Thursday, November 6, 2014

Even though a company may operate only in Africa, the DOJ and SEC have adopted a broad view of their jurisdiction and have used a relatively small nexus to the United States to establish a hook to prosecute FCPA violations that may have potentially crippling ramifications to the African company. This broad jurisdiction is of particular – and possibly surprising – concern to companies that may regard its American connection as slight or negligible.

The FCPA applies to, among other things, foreign companies that trade on any American exchange via American Depositary Receipts (ADRs). An ADR is a stock that trades in the United States and represents a specified number of shares in a foreign corporation. A company that trades in the United States via ADRs generally makes periodic SEC filings. It is well-established a foreign company that does nothing more in the United States than trade ADRs on an American exchange, makes itself subject to the DOJ and SEC’s FCPA jurisdiction.

The Net1 investigation demonstrates the expansiveness of the DOJ’s FCPA reach. In 2012, Net1 disclosed in its SEC filings that it was under investigation by the DOJ and SEC for possible FCPA violations. Net1, based in Johannesburg, South Africa, allegedly made corrupt payments in South Africa, by South African employees, to South African government officials; its only nexus to the United States is that it has a primary listing on the NASDAQ stock exchange. Net1’s FCPA investigation remains pending. With a similarly (and arguably tenuous) connection to the United States, the defendants in SEC v. Elek Straub, Andras Balogh, and Tamas Morvai, 11 CIV 9645, settled an SEC/DOJ investigation for alleged FCPA violations. In Straub, the defendants were Hungarian citizens who allegedly bribed Macedonian government officials in connection with a business matter. However, the company made SEC filings in connection with its ADRs that traded in the United States.

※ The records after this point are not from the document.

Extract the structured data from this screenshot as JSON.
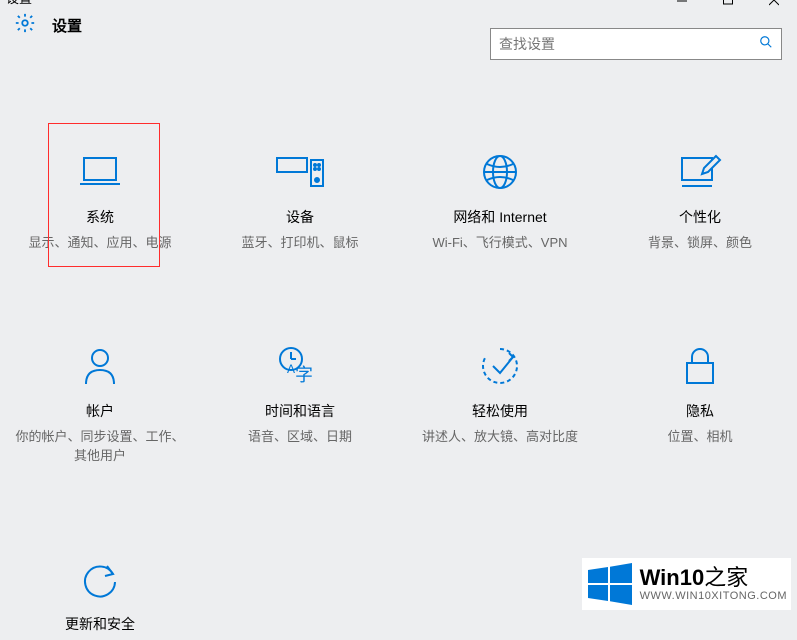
{
  "window": {
    "title_fragment": "设置",
    "app_title": "设置"
  },
  "search": {
    "placeholder": "查找设置"
  },
  "tiles": [
    {
      "id": "system",
      "title": "系统",
      "desc": "显示、通知、应用、电源",
      "icon": "laptop-icon"
    },
    {
      "id": "devices",
      "title": "设备",
      "desc": "蓝牙、打印机、鼠标",
      "icon": "devices-icon"
    },
    {
      "id": "network",
      "title": "网络和 Internet",
      "desc": "Wi-Fi、飞行模式、VPN",
      "icon": "globe-icon"
    },
    {
      "id": "personalization",
      "title": "个性化",
      "desc": "背景、锁屏、颜色",
      "icon": "pen-icon"
    },
    {
      "id": "accounts",
      "title": "帐户",
      "desc": "你的帐户、同步设置、工作、其他用户",
      "icon": "person-icon"
    },
    {
      "id": "time",
      "title": "时间和语言",
      "desc": "语音、区域、日期",
      "icon": "time-lang-icon"
    },
    {
      "id": "ease",
      "title": "轻松使用",
      "desc": "讲述人、放大镜、高对比度",
      "icon": "ease-icon"
    },
    {
      "id": "privacy",
      "title": "隐私",
      "desc": "位置、相机",
      "icon": "lock-icon"
    },
    {
      "id": "update",
      "title": "更新和安全",
      "desc": "",
      "icon": "update-icon"
    }
  ],
  "watermark": {
    "brand": "Win10",
    "suffix": "之家",
    "url": "WWW.WIN10XITONG.COM"
  },
  "colors": {
    "accent": "#0078d7",
    "highlight": "#ff2c2c"
  }
}
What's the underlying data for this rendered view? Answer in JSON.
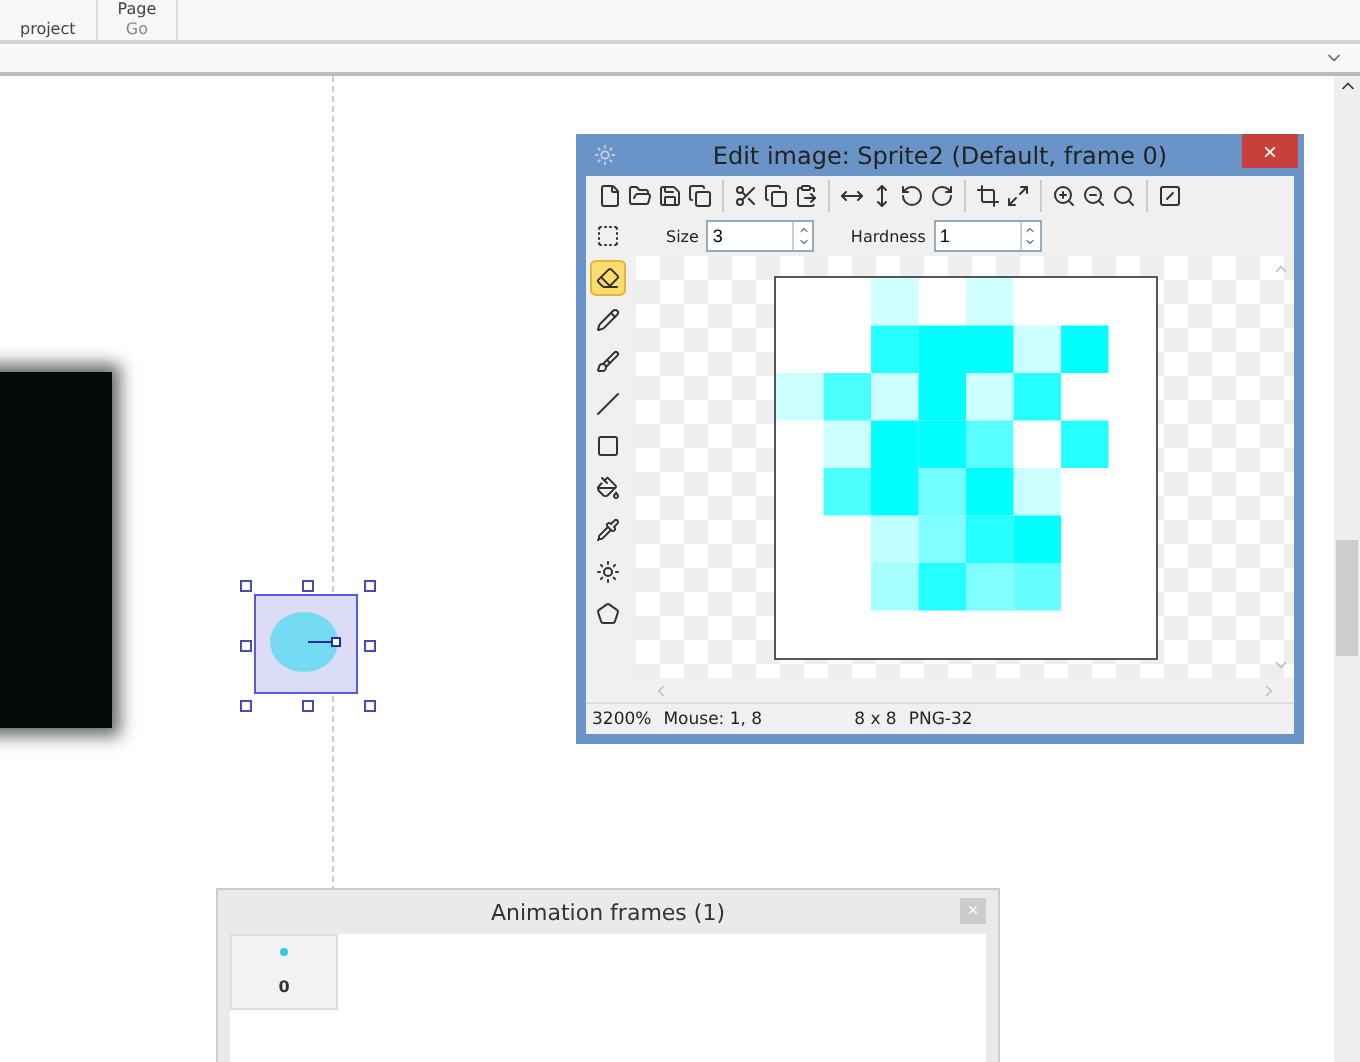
{
  "ribbon": {
    "groups": [
      {
        "label": "project"
      },
      {
        "label": "Page"
      },
      {
        "label": "Go"
      }
    ]
  },
  "editor": {
    "title": "Edit image: Sprite2 (Default, frame 0)",
    "close": "×",
    "tools": [
      {
        "selected": false
      },
      {
        "selected": true
      },
      {
        "selected": false
      },
      {
        "selected": false
      },
      {
        "selected": false
      },
      {
        "selected": false
      },
      {
        "selected": false
      },
      {
        "selected": false
      },
      {
        "selected": false
      },
      {
        "selected": false
      }
    ],
    "size": {
      "label": "Size",
      "value": "3"
    },
    "hardness": {
      "label": "Hardness",
      "value": "1"
    },
    "status": {
      "zoom": "3200%",
      "mouse": "Mouse: 1, 8",
      "dimensions": "8 x 8",
      "format": "PNG-32"
    }
  },
  "animation_frames": {
    "title": "Animation frames (1)",
    "close": "×",
    "frames": [
      {
        "label": "0",
        "selected": true
      }
    ]
  }
}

In filed settlement documents, the parties agreed that the defendants were subject to DOJ prosecution because the company filings made with the SEC contained false or misleading information, arising from the allegedly corrupt acts.

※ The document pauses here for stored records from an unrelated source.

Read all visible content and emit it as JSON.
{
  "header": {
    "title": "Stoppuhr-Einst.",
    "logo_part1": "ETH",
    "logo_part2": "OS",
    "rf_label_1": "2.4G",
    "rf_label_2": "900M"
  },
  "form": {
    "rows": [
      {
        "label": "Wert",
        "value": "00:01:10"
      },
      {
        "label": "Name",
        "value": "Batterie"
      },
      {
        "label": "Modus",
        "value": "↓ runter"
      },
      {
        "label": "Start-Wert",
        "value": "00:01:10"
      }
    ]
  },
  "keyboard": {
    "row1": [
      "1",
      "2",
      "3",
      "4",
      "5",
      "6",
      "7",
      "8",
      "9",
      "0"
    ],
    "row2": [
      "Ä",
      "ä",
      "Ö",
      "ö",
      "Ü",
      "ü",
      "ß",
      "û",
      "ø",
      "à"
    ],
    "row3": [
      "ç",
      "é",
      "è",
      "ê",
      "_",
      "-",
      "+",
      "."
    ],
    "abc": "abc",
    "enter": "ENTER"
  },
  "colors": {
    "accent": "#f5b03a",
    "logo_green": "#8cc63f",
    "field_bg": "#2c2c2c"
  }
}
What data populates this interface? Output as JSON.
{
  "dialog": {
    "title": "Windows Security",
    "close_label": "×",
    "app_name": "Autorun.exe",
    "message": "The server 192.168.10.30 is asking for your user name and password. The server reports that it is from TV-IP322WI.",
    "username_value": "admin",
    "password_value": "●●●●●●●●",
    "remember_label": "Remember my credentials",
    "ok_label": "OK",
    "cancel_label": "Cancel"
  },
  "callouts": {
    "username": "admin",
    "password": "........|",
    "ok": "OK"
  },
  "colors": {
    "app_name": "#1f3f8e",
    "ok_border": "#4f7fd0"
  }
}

Africa-based companies that seek to expand into financially attractive, emerging African markets would do well to keep in mind the expansiveness of the DOJ’s and SEC’s FCPA jurisdiction. [In light of this breadth, best business practices should include, at a minimum, (1) establishing an assertive anti-corruption compliance program, (2) adopting a strong tone-at-the-top, and (3) vigorously pursuing internal ethics or corruption issues.